Tuesday, May 31, 2011

Winningpeg

A wrong 15 years in the making has been righted. Hockey is returning to Winnipeg, Manitoba for the first time since 1996, when the Jets flew down to the desert and became the Phoenix Coyotes.

This is a great day for hockey, especially in Canada, as the move could open the door for future relocations to Quebec City or Hamilton, and perhaps even a second Toronto team.

It's a bad day to be a hockey fan down south, which is fine, because there aren't any anyways. But Czar Bettman certainly can't be happy to see a chink in his armor pertaining to hockey in the Sun Belt, a lavish experiment roughly 20 years in the making. Sure, there have been some success stories, in Dallas and Tampa Bay in particular, but between the departing Atlanta market, as well as some atrocities in Phoenix and South Florida, the clock is clearly ticking on pucks dropping too far below the Mason-Dixon Line.

Six full seasons removed from the lockout now, only once have the Thrashers/Coyotes/Panthers triumvirate finished in the top 20 in attendance league-wide (the Panthers clawed their way to 19 back in 2006). Combined, the teams have averaged a 25th-place finish in attendance since the lockout, with the Coyotes finishing 29th three of the past four seasons. The season they didn't finish 29th? A tidy 30th place finish, which of course is dead last in the NHL.

Obviously, it doesn't help matters that of 18 combined seasons between the teams, there have been just 3 post-season appearances.
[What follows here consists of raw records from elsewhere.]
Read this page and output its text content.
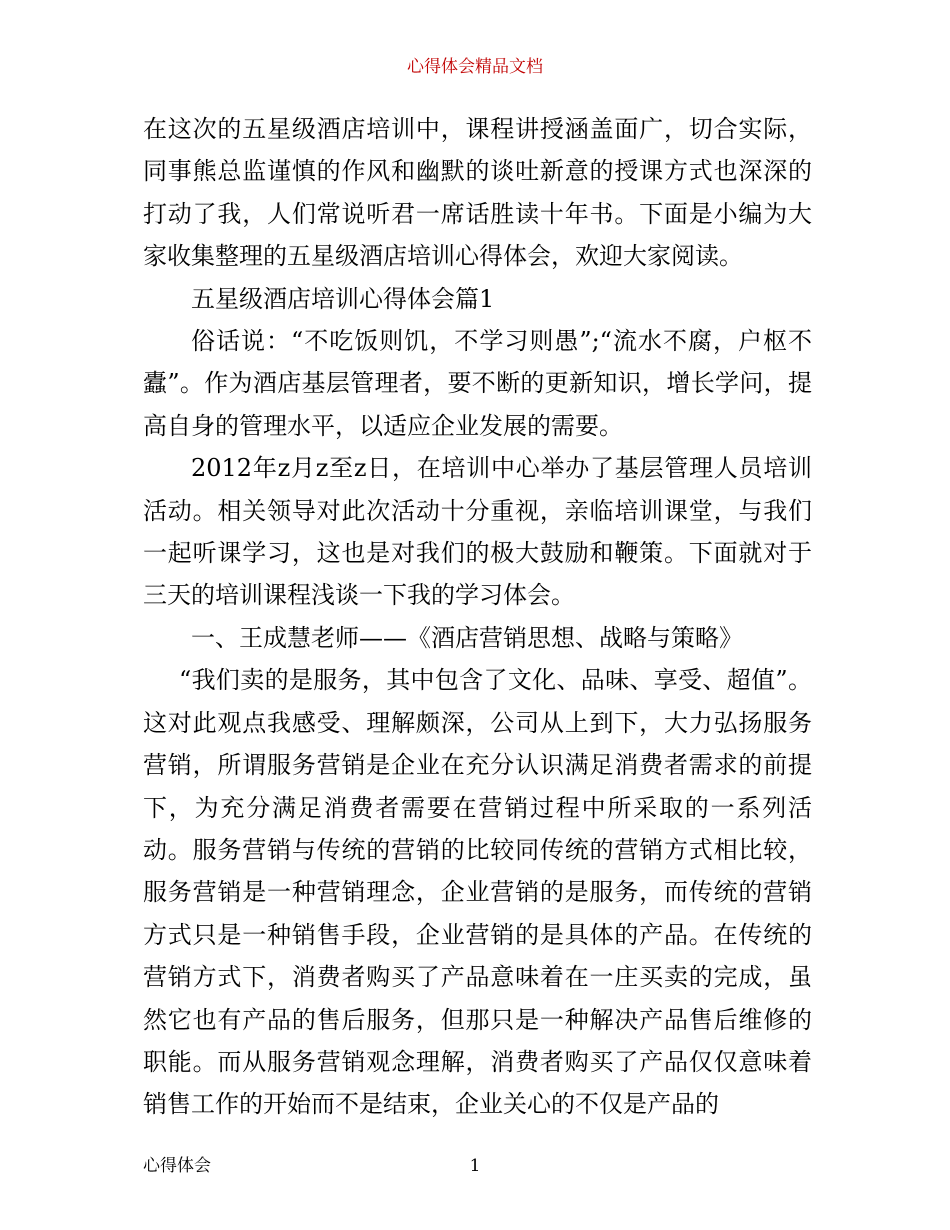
心得体会精品文档

在这次的五星级酒店培训中，课程讲授涵盖面广，切合实际，同事熊总监谨慎的作风和幽默的谈吐新意的授课方式也深深的打动了我，人们常说听君一席话胜读十年书。下面是小编为大家收集整理的五星级酒店培训心得体会，欢迎大家阅读。

五星级酒店培训心得体会篇1

俗话说：“不吃饭则饥，不学习则愚”;“流水不腐，户枢不蠹”。作为酒店基层管理者，要不断的更新知识，增长学问，提高自身的管理水平，以适应企业发展的需要。

2012年z月z至z日，在培训中心举办了基层管理人员培训活动。相关领导对此次活动十分重视，亲临培训课堂，与我们一起听课学习，这也是对我们的极大鼓励和鞭策。下面就对于三天的培训课程浅谈一下我的学习体会。

一、王成慧老师——《酒店营销思想、战略与策略》

“我们卖的是服务，其中包含了文化、品味、享受、超值”。这对此观点我感受、理解颇深，公司从上到下，大力弘扬服务营销，所谓服务营销是企业在充分认识满足消费者需求的前提下，为充分满足消费者需要在营销过程中所采取的一系列活动。服务营销与传统的营销的比较同传统的营销方式相比较，服务营销是一种营销理念，企业营销的是服务，而传统的营销方式只是一种销售手段，企业营销的是具体的产品。在传统的营销方式下，消费者购买了产品意味着在一庄买卖的完成，虽然它也有产品的售后服务，但那只是一种解决产品售后维修的职能。而从服务营销观念理解，消费者购买了产品仅仅意味着销售工作的开始而不是结束，企业关心的不仅是产品的

心得体会	1
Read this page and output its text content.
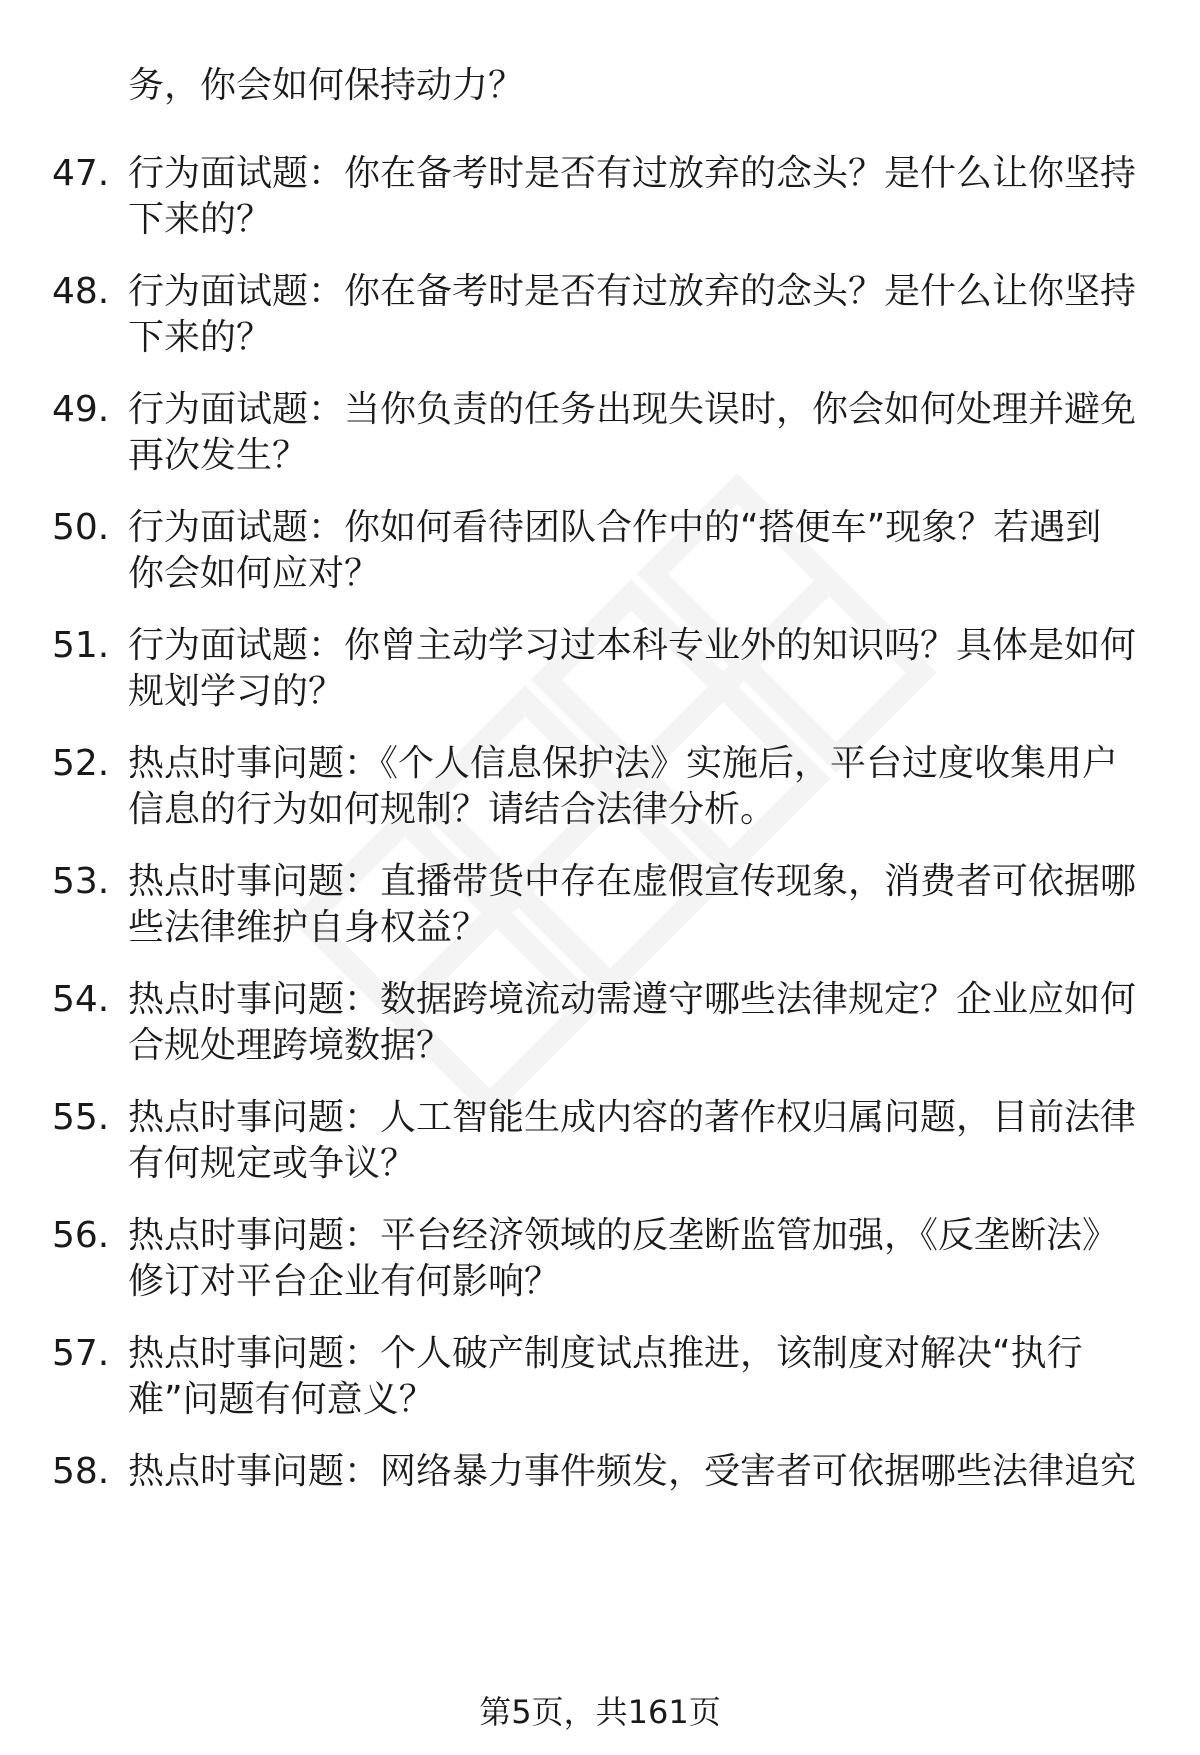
务，你会如何保持动力？
47. 行为面试题：你在备考时是否有过放弃的念头？是什么让你坚持
下来的？
48. 行为面试题：你在备考时是否有过放弃的念头？是什么让你坚持
下来的？
49. 行为面试题：当你负责的任务出现失误时，你会如何处理并避免
再次发生？
50. 行为面试题：你如何看待团队合作中的“搭便车”现象？若遇到
你会如何应对？
51. 行为面试题：你曾主动学习过本科专业外的知识吗？具体是如何
规划学习的？
52. 热点时事问题：《个人信息保护法》实施后，平台过度收集用户
信息的行为如何规制？请结合法律分析。
53. 热点时事问题：直播带货中存在虚假宣传现象，消费者可依据哪
些法律维护自身权益？
54. 热点时事问题：数据跨境流动需遵守哪些法律规定？企业应如何
合规处理跨境数据？
55. 热点时事问题：人工智能生成内容的著作权归属问题，目前法律
有何规定或争议？
56. 热点时事问题：平台经济领域的反垄断监管加强，《反垄断法》
修订对平台企业有何影响？
57. 热点时事问题：个人破产制度试点推进，该制度对解决“执行
难”问题有何意义？
58. 热点时事问题：网络暴力事件频发，受害者可依据哪些法律追究
第5页，共161页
The Thrashers have contributed to one of those, back in 2007, where they were promptly swept by the New York Rangers. But to put in into perspective, during the 2010-2011 season, 5 of the 6 Canadian markets have 100% attendance or better for the season. This includes the Edmonton Oilers, owners of the worst record in the NHL. Even Ottawa, which finished with the 5th-worst, averaged 99.3% capacity this season. That's more than in Detroit (98.1). That's Hockeytown! Hockeytown, people!

The return of hockey to Winnipeg feels like a Led Zeppelin reunion tour. That would mean, of course, a Quebec City return would be The Who, while a new incarnation of the Hartford Whalers would be a Beatles comeback tour. And since the Oilers were a part of the same WHA expansion class as the Jets, Nordiques, and Whalers, they'd have to be the Rolling Stones, since the Stones have never officially broken up, unlike those other mammoth British acts. I'm not saying who between Gretzky and Messier would be Jagger and Richards, but Grant Fuhr would certainly be Charlie Watts.

So with Atlanta down, Phoenix is on the clock. They'll stay in the desert for one more lame-duck season, then move to "whiter" pastures in the Great White North. Quebec City, get that arena built.

That's Don Cherry right? You know he'll be pumped to host "Hockey Night in Canada" from the Manitoba capital again.